= Tabula Poetica =

Directed by Anna Leahy and created in the spring of 2009 at Chapman University, Tabula Poetica is a poetry initiative that celebrates all things poetry by fostering discussion on the art of poetry through an annual lecture and reading series, the international journal TAB: A Journal of Poetry & Poetics, and other projects.

Past reading series participants include Pulitzer Prize winners Rae Armantrout and C. K. Williams, Carolyn Forché, Ada Límon, Alan Shapiro, Allison Joseph, Ilya Kaminsky, Allison Benis White, Karen An-hwei Lee, Linh Dinh, Richard Deming, Jen Bervin, Kate Greenstreet, Nancy Kuhl, Lynne Thompson, and others.

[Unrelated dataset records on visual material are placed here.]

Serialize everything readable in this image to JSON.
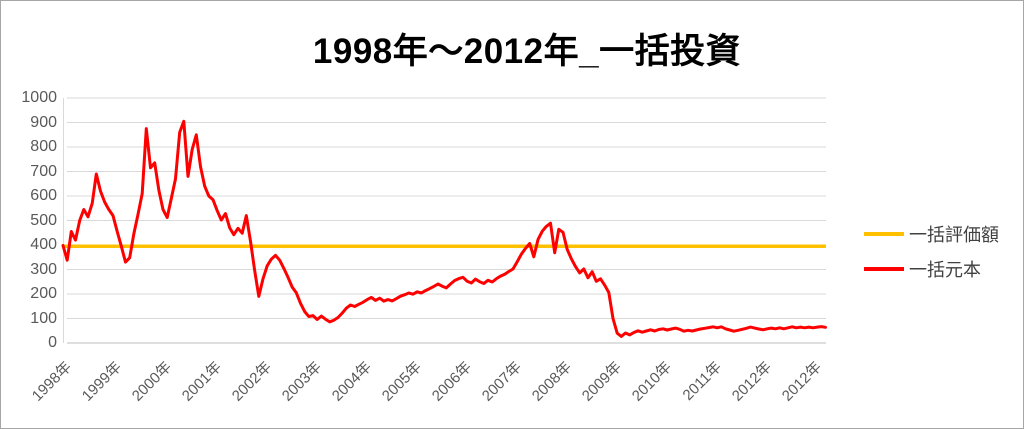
{
  "window": {
    "background": "#ffffff",
    "border_color": "#a6a6a6"
  },
  "chart": {
    "title": "1998年～2012年_一括投資",
    "legend": [
      {
        "label": "一括評価額",
        "color": "#FFC000"
      },
      {
        "label": "一括元本",
        "color": "#FF0000"
      }
    ],
    "colors": {
      "gridline": "#D9D9D9",
      "zero_axis_line": "#BFBFBF",
      "y_axis_line": "#D9D9D9",
      "axis_text": "#595959",
      "legend_text": "#404040",
      "title_text": "#000000"
    }
  },
  "chart_data": {
    "type": "line",
    "title": "1998年～2012年_一括投資",
    "xlabel": "",
    "ylabel": "",
    "ylim": [
      0,
      1000
    ],
    "y_ticks": [
      0,
      100,
      200,
      300,
      400,
      500,
      600,
      700,
      800,
      900,
      1000
    ],
    "x_tick_labels": [
      "1998年",
      "1999年",
      "2000年",
      "2001年",
      "2002年",
      "2003年",
      "2004年",
      "2005年",
      "2006年",
      "2007年",
      "2008年",
      "2009年",
      "2010年",
      "2011年",
      "2012年",
      "2012年"
    ],
    "points_per_tick_interval": 12,
    "grid": "horizontal",
    "legend_position": "right",
    "series": [
      {
        "name": "一括評価額",
        "color": "#FFC000",
        "style": "constant",
        "value": 395
      },
      {
        "name": "一括元本",
        "color": "#FF0000",
        "style": "jagged",
        "values": [
          398,
          338,
          455,
          420,
          500,
          545,
          515,
          570,
          690,
          620,
          575,
          545,
          520,
          455,
          395,
          330,
          348,
          445,
          525,
          610,
          875,
          715,
          735,
          625,
          545,
          512,
          590,
          670,
          860,
          905,
          680,
          790,
          850,
          720,
          640,
          600,
          585,
          540,
          502,
          528,
          470,
          442,
          468,
          448,
          520,
          415,
          295,
          190,
          262,
          315,
          342,
          358,
          338,
          305,
          268,
          228,
          205,
          162,
          128,
          108,
          112,
          96,
          110,
          97,
          86,
          93,
          104,
          122,
          142,
          155,
          149,
          158,
          166,
          177,
          186,
          174,
          183,
          171,
          177,
          172,
          181,
          191,
          197,
          204,
          199,
          209,
          204,
          214,
          222,
          231,
          241,
          232,
          225,
          241,
          255,
          263,
          268,
          252,
          245,
          261,
          250,
          243,
          256,
          249,
          262,
          273,
          281,
          292,
          302,
          332,
          362,
          386,
          406,
          352,
          422,
          456,
          476,
          489,
          368,
          464,
          452,
          382,
          344,
          312,
          286,
          302,
          266,
          291,
          252,
          262,
          236,
          206,
          100,
          40,
          27,
          41,
          33,
          43,
          50,
          44,
          49,
          54,
          49,
          55,
          58,
          53,
          57,
          61,
          56,
          48,
          52,
          49,
          53,
          57,
          60,
          63,
          66,
          62,
          66,
          58,
          53,
          48,
          52,
          56,
          60,
          65,
          61,
          57,
          54,
          58,
          61,
          58,
          62,
          58,
          62,
          66,
          62,
          65,
          62,
          65,
          62,
          65,
          67,
          64
        ]
      }
    ]
  }
}
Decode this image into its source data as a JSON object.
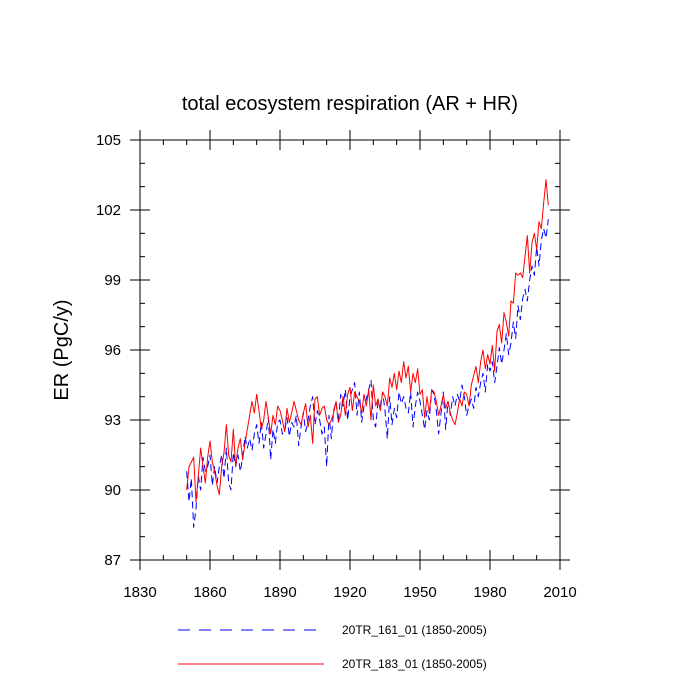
{
  "chart_data": {
    "type": "line",
    "title": "total ecosystem respiration (AR + HR)",
    "xlabel": "",
    "ylabel": "ER  (PgC/y)",
    "xlim": [
      1830,
      2010
    ],
    "ylim": [
      87,
      105
    ],
    "xticks": [
      1830,
      1860,
      1890,
      1920,
      1950,
      1980,
      2010
    ],
    "yticks": [
      87,
      90,
      93,
      96,
      99,
      102,
      105
    ],
    "x_minor_step": 10,
    "y_minor_step": 1,
    "legend_position": "bottom",
    "series": [
      {
        "name": "20TR_161_01 (1850-2005)",
        "color": "#0000ff",
        "style": "dashed",
        "x_start": 1850,
        "x_step": 1,
        "values": [
          90.8,
          89.5,
          90.5,
          88.4,
          89.2,
          90.6,
          90.0,
          91.4,
          90.8,
          91.0,
          91.5,
          90.2,
          91.0,
          90.3,
          91.0,
          91.5,
          90.5,
          91.8,
          90.3,
          90.0,
          91.6,
          91.0,
          91.5,
          90.8,
          91.4,
          92.3,
          91.8,
          92.2,
          91.7,
          92.4,
          92.8,
          92.0,
          92.9,
          91.8,
          92.4,
          93.1,
          91.3,
          92.6,
          92.0,
          92.9,
          93.0,
          92.4,
          92.5,
          93.1,
          92.3,
          92.9,
          92.7,
          93.2,
          91.9,
          92.7,
          93.3,
          92.5,
          93.0,
          93.6,
          94.0,
          92.8,
          93.4,
          93.0,
          92.4,
          92.7,
          91.0,
          93.2,
          92.2,
          93.4,
          93.8,
          92.9,
          94.1,
          93.6,
          94.3,
          93.0,
          94.0,
          94.3,
          94.6,
          93.2,
          94.2,
          92.9,
          93.6,
          93.9,
          94.3,
          94.7,
          93.0,
          92.7,
          93.8,
          93.6,
          94.2,
          93.4,
          92.2,
          94.0,
          92.8,
          93.5,
          93.1,
          94.2,
          93.7,
          94.0,
          93.5,
          93.3,
          94.2,
          92.7,
          93.6,
          94.2,
          93.8,
          93.2,
          92.6,
          93.4,
          93.0,
          94.3,
          94.1,
          93.4,
          92.4,
          93.3,
          94.2,
          92.6,
          93.8,
          93.2,
          94.0,
          93.6,
          94.1,
          93.8,
          94.5,
          94.0,
          93.2,
          93.6,
          93.9,
          93.5,
          94.4,
          94.0,
          94.6,
          95.0,
          94.2,
          95.4,
          95.1,
          95.5,
          94.6,
          95.3,
          96.1,
          95.4,
          96.0,
          96.7,
          95.8,
          96.3,
          97.2,
          96.5,
          97.9,
          97.3,
          98.2,
          98.6,
          98.1,
          99.0,
          99.6,
          99.2,
          100.4,
          99.6,
          100.7,
          101.2,
          100.8,
          101.6
        ]
      },
      {
        "name": "20TR_183_01 (1850-2005)",
        "color": "#ff0000",
        "style": "solid",
        "x_start": 1850,
        "x_step": 1,
        "values": [
          90.0,
          91.0,
          91.2,
          91.4,
          89.5,
          90.6,
          91.8,
          91.0,
          90.3,
          91.4,
          92.1,
          91.2,
          90.8,
          90.2,
          89.8,
          91.0,
          91.6,
          92.8,
          91.5,
          91.2,
          92.6,
          91.0,
          91.8,
          92.2,
          91.3,
          92.0,
          92.6,
          93.2,
          93.8,
          93.3,
          94.1,
          93.4,
          92.6,
          93.0,
          93.8,
          93.1,
          92.4,
          93.2,
          92.8,
          93.6,
          93.4,
          93.0,
          92.5,
          93.5,
          92.9,
          93.3,
          93.8,
          93.4,
          93.0,
          92.8,
          93.3,
          93.7,
          92.7,
          93.2,
          92.0,
          93.9,
          94.0,
          93.2,
          93.5,
          93.6,
          93.0,
          92.8,
          93.0,
          93.3,
          93.8,
          92.9,
          93.2,
          94.0,
          93.2,
          94.1,
          94.4,
          93.4,
          94.2,
          94.0,
          93.8,
          93.3,
          94.1,
          93.6,
          94.3,
          93.0,
          94.5,
          93.6,
          93.9,
          93.4,
          94.2,
          94.0,
          93.6,
          94.8,
          94.4,
          95.0,
          94.3,
          95.1,
          94.6,
          95.5,
          94.8,
          95.3,
          94.2,
          95.0,
          94.6,
          95.2,
          94.1,
          94.3,
          93.1,
          94.0,
          93.3,
          94.3,
          94.2,
          93.8,
          93.2,
          93.6,
          94.1,
          93.5,
          93.8,
          93.3,
          93.0,
          92.8,
          93.3,
          93.9,
          93.6,
          94.2,
          94.1,
          93.6,
          94.5,
          94.9,
          95.3,
          94.6,
          95.5,
          96.0,
          95.2,
          95.8,
          95.4,
          96.2,
          95.1,
          96.8,
          97.1,
          96.3,
          97.6,
          97.2,
          96.6,
          98.1,
          98.0,
          99.3,
          99.2,
          99.3,
          99.1,
          100.0,
          100.9,
          99.3,
          100.6,
          101.0,
          100.3,
          101.5,
          101.2,
          102.3,
          103.3,
          102.2
        ]
      }
    ]
  }
}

The journal TAB includes poetry, critical essays about poetry, poetry book reviews, and other content. Leahy serves as its editor, and Claudine Jaenichen serves as its Creative Director. A print issue appears every January, and electronic issues appear in March, May, July, September, and November. Poets whose work has appeared in TAB include C. K. Williams, Allison Joseph, Denise Duhamel, Laila Shikaki, and others. Tabula Poetica does the finalist judging in the California Coastal Commission K-12 Poetry Contest, and the May issue features winners and runners-up. Literary critic Marjorie Perloff has written two pieces in this journal.

Chloe Honum's poem 'Snow White' appeared in TAB in 2015 and was subsequently awarded a Pushcart Prize for 2016.

Jen Bervin and Nancy Kuhl were among Tabula Poetica's first visiting poets and were interviewed by Andrew Mauzey and Michael Dinsmoor. Their interview was published by the Poetry Foundation.

The Poetry Reading Series is supported, in part, by Poets & Writers, Inc. through a grant it has received from The James Irvine Foundation.

Staff for Tabula Poetica includes MFA students.